Mais tout le génie de l'américaine est de savoir construire un roman auquel on croit, d'abord parce que, servit par une plume toujours élégante et précise tout en sachant être d'une grande poésie lorsque c'est utile à son propos, elle sait nous embarquer dans des histoires à la fois complexes par leurs thématiques et finalement très accessibles par leur déroulement, toujours d'une immense humanité, même lorsque le pire parait inéluctable. Car, autre sujet d'étonnement dans ces oeuvres dont le dit d'Aka demeure, pour l'heure, l'ultime épisode, le pessimisme n'y est jamais définitif, et les raisons de douter sont autant de tremplins à des solutions aussi atypiques que riches de tous les possibles, à commencer par ceux résidant dans un espoir raisonnable mais sûr que l'humanité n'est jamais au bout de trouver les bonnes solutions, les justes ressources pour émettre des idées lui permettant d'avancer vers un réel mieux, de corriger ses erreurs - bien que cela ne se fasse pas forcément sans dégâts intolérables à ceux qui les ont vécus -. Hommage à la tolérance - où l'histoire d'amour entre deux femmes prend presque la mesure de symbole tant elle est tragique mais belle. Remarquons, au passage, que cette thématique de l'homosexualité n'est pas accidentelle chez la romancière puisque déjà présente, entre autre, et de manière tout aussi puissante et sublimée, dans son célèbre roman La main gauche de la nuit -, hommage à ce qui fait l'essence même de notre humanité, à savoir la reconnaissance et l'acceptation de l'altérité en une sorte de déclinaison du fameux "je est un autre" d'Arthur Rimbaud. Hommage aussi, très certainement, à quelques uns de ses prédécesseurs. On pense à Georges Orwell et à sa novlangue, tant le pouvoir central akéen ressemble à celui décrit dans 1984 -et même si l'on retrouve aussi beaucoup de la Chine des pires moments, tel le fameux "Grand bond en avant" ou encore sa "Révolution culturelle"- . Hommage à Ray Bradbury, enfin, et à son Fahrenheit 451, (même si elle a l'intelligence de ne pas en suivre la ligne générale), tant les destructions de livres et de bibliothèques sont omniprésentes entre les pages de ce roman relativement bref mais l'un des meilleurs du cycle.
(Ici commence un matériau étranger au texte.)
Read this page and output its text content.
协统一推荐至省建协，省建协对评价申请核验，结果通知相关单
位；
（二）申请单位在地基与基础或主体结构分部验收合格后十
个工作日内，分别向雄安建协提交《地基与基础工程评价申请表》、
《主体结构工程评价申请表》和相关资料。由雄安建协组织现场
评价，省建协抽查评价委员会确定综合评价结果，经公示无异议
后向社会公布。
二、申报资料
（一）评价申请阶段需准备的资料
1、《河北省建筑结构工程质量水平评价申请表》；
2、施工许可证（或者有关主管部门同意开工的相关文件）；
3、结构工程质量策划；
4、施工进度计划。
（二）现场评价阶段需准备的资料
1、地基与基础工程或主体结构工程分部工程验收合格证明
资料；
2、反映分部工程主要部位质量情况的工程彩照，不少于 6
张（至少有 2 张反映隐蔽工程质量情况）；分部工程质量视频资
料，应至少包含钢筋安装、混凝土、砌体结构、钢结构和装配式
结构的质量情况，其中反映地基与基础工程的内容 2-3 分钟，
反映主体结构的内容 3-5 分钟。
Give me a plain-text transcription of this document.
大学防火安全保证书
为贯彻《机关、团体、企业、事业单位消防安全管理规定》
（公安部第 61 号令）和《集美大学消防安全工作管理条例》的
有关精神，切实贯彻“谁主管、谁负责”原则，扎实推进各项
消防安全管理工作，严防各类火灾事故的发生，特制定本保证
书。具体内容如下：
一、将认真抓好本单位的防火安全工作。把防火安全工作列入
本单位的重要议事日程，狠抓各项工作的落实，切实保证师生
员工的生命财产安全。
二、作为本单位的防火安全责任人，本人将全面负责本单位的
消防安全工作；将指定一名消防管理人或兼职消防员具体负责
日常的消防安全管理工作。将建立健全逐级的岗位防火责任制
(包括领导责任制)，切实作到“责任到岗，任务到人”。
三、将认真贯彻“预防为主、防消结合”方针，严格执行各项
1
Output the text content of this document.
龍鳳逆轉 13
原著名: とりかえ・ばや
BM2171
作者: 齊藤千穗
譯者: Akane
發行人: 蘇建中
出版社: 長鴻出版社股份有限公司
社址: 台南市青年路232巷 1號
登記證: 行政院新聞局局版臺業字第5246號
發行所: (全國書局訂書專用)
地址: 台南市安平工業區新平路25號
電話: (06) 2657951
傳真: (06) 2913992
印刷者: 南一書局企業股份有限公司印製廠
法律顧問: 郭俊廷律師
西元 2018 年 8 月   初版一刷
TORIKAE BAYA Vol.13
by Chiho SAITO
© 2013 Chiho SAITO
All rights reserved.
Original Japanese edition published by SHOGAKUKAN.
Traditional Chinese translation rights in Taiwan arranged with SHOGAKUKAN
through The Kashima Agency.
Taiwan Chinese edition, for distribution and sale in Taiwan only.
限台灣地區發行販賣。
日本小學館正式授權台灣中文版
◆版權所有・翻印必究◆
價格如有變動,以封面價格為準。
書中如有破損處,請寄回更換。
En tout cas, du niveau du roman déjà cité et de son fameux "Les dépossédés". Hommage, enfin, à toutes les sagesses et, -rêve impossible ? - à la possibilité d'un moment humain de sagesse, de poésie et de tolérance universelles...

Un grand, un très grand roman, donc, pour tous ceux estimant que la bonne science-fiction ne doit pas invariablement conter des batailles intergalactiques invraisemblablement épiques ni des sauts rocambolesques autant qu'époustouflants dans l'espace et le temps. Ainsi, la SF peut-elle devenir le lieu du parfait dépaysement tout autant que celui d'une certaine exposition à la réalité du monde que notre quotidien fini par nous cacher à nous-même. En un mot comme en cent, cette femme est un génie que la littérature "mainstream" ferait bien de reconnaître pour ce qu'elle est plutôt que de continuer à bouder ce genre par habitude de domination du monde des lettres aussi désuète que prétentieuse. Mais nous n'irons pas plus avant dans ce débat qui est l'un des thèmes abordé par Gérard Klein dans la postface absolument brillante à la suite du second petit roman présenté dans cet opus, "Le nom du monde est forêt".